Слава Богу, Хильдегард спит. Она любит поговорить. Читает книги и верит, что самый большой праздник — воскресное утро. Полагает, что можно делиться самым сокровенным. И не подозревает, что я никогда не говорю ей, что думаю. Если бы я ей все сказал, наш брак тут же распался бы. Я — не газовщик. Тот снимает показания счетчика и говорит: эта семья живет хорошо. «Цифры о том свидетельствуют». Когда мы с Хильдегард разговариваем, мы включаем радио на полную мощность. У Ферберов нет денег, чтобы возвести толстые стены. Самое лучшее, если передают музыку. Когда же передают всякие разговоры, у меня начинается сердцебиение. Сегодня мы настроили приемник на Рим. И обменялись двумя-тремя словами под прикрытием прекрасной итальянской речи. Но внезапно плавная речь прервалась: Молотов, Эйзенхауэр, Тито, Джон Фостер Даллес. Тут уж и итальянский не поможет. Я не выдерживаю в постели у Хильдегард, когда в комнату врываются эти имена.
— О чем вы, собственно говоря, думали в эту минуту, а? Можете вы мне это сказать?
Рявкнув это, шеф резко развернул кресло корпусом на сто восемьдесят градусов, раздвинул лицо во всю ширь и, вытянув пальцы, растопырил их в воздухе в десяти различных направлениях. Это он умеет. Я прикинул, следует ли мне по этим телодвижениям заключить, что ему и правда важно узнать, почему я не обратил внимания на телефонный звонок, или он просто пользуется удобным случаем, чтобы отработать различные жесты, которые в самое ближайшее время пустит в ход для более значительных целей. Я пришел к выводу, что сейчас речь может идти только о тренировке величественных жестов и движений, и улыбнулся. Мою улыбку он мог бы использовать как желанный предлог, чтобы продолжить демонстрацию своего волнения; я сделался в какой-то степени его партнером по тренировке, я стал для него «грушей». А что сделал он? Он пошел у меня на поводу. Рот его задвигался, как при отрыжке. Плечи поднялись высоко-высоко, чуть не выше головы, вот-вот они с грохотом сомкнутся над пробором; лицо он растянул еще шире, так что уши попятились назад; интересно, они встретятся на затылке?
Я с усилием сдержал свои руки, они, того и гляди, ему бы зааплодировали!
Узнай он, что я его разгадал, он бы по праву обозлился. Он и без того уже злился. Это я видел по его красным глазам. Неужто на него так подействовали собственные величественные жесты, что ими определилось и его настроение? Такой ошибки виртуозу столь высокого ранга я приписывать не стану.

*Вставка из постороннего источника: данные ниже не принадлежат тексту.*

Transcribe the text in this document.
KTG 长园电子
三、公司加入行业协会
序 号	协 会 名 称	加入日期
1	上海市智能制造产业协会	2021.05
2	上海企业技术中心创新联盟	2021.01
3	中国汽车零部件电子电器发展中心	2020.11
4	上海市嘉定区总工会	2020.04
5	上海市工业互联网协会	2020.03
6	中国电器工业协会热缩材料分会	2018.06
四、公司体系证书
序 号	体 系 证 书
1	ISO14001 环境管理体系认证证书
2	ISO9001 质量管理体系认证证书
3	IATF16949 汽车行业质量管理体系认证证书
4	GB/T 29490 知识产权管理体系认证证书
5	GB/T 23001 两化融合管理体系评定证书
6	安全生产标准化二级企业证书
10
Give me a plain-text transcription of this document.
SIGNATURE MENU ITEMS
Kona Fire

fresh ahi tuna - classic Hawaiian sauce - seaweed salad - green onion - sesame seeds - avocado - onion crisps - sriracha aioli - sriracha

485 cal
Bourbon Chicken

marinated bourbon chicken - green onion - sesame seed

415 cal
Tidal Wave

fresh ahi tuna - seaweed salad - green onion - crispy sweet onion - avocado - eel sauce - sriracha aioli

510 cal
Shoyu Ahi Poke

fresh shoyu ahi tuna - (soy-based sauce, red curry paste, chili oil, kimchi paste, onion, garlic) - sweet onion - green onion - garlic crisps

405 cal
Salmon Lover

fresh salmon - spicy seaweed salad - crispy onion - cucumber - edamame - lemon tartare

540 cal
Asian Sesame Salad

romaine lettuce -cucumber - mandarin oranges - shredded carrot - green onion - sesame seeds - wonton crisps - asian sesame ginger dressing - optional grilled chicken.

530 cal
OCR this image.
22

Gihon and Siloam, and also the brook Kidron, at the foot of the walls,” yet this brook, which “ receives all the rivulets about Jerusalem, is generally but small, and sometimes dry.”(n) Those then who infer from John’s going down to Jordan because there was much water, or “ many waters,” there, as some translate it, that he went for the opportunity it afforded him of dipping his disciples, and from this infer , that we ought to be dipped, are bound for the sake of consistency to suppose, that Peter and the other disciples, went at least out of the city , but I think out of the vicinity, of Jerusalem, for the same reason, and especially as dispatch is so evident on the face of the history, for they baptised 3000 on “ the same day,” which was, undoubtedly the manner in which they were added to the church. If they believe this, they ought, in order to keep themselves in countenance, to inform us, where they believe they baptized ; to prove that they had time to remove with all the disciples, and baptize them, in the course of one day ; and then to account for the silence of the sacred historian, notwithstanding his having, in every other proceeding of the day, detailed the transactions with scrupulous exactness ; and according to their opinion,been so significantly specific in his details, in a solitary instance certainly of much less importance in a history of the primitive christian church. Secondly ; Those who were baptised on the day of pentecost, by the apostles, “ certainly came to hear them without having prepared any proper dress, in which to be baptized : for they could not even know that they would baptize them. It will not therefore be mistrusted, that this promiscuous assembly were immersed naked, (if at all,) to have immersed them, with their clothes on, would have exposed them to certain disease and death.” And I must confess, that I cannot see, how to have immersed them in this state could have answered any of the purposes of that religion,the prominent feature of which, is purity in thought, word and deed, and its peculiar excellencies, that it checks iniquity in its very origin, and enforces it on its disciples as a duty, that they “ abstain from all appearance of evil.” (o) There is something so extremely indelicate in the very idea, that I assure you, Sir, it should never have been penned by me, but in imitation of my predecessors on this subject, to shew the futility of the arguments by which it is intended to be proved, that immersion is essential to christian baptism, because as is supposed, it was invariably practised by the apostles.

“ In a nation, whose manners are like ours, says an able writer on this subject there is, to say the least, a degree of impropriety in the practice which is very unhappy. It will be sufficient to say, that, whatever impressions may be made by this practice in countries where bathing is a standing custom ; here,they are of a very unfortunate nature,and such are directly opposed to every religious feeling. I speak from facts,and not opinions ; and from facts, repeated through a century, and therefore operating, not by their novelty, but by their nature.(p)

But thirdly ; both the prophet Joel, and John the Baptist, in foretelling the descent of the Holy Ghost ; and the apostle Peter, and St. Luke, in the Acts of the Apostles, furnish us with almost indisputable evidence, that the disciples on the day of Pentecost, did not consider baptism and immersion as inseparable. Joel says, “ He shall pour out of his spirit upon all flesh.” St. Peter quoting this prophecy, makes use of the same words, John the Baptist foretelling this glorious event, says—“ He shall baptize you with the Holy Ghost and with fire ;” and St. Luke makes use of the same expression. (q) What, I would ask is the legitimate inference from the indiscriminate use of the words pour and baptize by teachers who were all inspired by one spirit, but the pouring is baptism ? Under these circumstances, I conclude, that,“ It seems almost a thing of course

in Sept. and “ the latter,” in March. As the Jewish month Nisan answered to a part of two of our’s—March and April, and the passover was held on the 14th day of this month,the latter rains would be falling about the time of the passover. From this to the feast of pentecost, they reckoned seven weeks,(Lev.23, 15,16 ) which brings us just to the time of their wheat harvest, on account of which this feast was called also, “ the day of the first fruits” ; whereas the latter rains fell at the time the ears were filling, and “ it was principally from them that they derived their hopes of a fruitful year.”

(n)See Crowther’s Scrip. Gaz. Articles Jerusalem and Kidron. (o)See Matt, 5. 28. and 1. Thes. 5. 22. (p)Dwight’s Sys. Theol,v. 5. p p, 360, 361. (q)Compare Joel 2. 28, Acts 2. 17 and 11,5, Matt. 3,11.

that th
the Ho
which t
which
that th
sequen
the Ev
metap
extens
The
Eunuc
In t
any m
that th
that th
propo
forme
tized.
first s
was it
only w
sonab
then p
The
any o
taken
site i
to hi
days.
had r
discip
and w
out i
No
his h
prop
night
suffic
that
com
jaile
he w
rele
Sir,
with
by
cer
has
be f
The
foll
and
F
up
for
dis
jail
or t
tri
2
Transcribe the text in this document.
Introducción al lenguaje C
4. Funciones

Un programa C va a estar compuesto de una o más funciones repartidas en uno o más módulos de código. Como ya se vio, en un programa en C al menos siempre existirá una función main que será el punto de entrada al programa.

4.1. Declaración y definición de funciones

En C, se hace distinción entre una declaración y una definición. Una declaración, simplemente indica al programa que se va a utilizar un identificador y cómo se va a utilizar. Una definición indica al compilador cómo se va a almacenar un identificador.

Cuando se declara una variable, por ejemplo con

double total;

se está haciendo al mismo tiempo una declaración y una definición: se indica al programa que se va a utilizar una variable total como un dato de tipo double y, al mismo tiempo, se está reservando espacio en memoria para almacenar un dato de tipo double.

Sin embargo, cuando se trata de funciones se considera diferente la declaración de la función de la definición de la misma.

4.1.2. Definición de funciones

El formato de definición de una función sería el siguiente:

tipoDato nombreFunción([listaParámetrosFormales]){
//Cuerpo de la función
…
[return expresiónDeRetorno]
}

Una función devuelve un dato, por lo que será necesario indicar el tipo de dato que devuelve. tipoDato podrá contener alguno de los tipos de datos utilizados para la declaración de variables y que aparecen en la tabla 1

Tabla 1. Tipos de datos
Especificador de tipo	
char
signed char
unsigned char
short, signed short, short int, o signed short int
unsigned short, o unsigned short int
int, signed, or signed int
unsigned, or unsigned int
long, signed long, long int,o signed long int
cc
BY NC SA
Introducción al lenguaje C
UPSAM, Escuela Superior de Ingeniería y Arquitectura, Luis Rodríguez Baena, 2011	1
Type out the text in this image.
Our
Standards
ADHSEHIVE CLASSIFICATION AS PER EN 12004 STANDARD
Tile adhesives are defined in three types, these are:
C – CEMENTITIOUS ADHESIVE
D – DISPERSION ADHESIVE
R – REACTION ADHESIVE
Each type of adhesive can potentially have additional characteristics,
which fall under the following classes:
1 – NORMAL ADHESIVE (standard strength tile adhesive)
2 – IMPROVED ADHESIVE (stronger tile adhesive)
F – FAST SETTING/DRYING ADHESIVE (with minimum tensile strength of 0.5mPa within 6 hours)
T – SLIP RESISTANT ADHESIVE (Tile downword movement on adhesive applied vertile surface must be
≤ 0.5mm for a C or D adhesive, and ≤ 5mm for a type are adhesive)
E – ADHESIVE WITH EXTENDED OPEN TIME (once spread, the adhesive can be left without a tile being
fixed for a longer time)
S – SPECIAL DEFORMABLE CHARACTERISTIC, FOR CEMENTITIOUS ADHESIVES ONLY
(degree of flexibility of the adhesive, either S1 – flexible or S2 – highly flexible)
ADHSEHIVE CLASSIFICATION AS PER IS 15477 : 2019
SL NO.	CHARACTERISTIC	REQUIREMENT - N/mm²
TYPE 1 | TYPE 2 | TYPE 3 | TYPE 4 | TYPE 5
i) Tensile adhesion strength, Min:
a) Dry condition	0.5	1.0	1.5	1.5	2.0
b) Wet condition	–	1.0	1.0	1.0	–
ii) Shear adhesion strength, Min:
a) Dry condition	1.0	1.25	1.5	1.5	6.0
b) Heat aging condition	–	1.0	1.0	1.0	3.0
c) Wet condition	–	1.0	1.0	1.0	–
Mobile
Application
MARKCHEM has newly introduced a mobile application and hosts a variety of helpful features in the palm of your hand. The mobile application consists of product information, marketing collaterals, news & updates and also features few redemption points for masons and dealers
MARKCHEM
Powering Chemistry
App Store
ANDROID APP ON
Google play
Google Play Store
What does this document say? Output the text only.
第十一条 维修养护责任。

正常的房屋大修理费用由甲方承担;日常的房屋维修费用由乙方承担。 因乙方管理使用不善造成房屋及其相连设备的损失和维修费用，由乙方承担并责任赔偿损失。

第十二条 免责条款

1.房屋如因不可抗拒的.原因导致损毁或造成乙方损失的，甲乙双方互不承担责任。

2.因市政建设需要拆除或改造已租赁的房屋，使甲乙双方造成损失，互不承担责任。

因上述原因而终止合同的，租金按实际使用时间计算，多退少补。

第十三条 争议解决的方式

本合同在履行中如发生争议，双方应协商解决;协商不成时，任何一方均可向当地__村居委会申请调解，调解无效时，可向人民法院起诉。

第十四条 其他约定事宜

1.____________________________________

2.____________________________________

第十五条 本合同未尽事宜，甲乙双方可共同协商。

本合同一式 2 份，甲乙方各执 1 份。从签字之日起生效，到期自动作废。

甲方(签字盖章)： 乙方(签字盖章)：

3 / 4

Я решил покинуть кабинет. Он же так возбужден, что зритель ему явно ни к чему. Прежде чем закрыть дверь, я робко показал ему на зеркало. Видимо, он и этот жест понял неправильно. Я все еще слышал, как он орал, когда, бесшумно ступая, уже дошел до привратницкой. Тут я попытался сообразить, что мне делать, если теперь пожалует один из этих хорошо выбритых господ и пожелает видеть шефа.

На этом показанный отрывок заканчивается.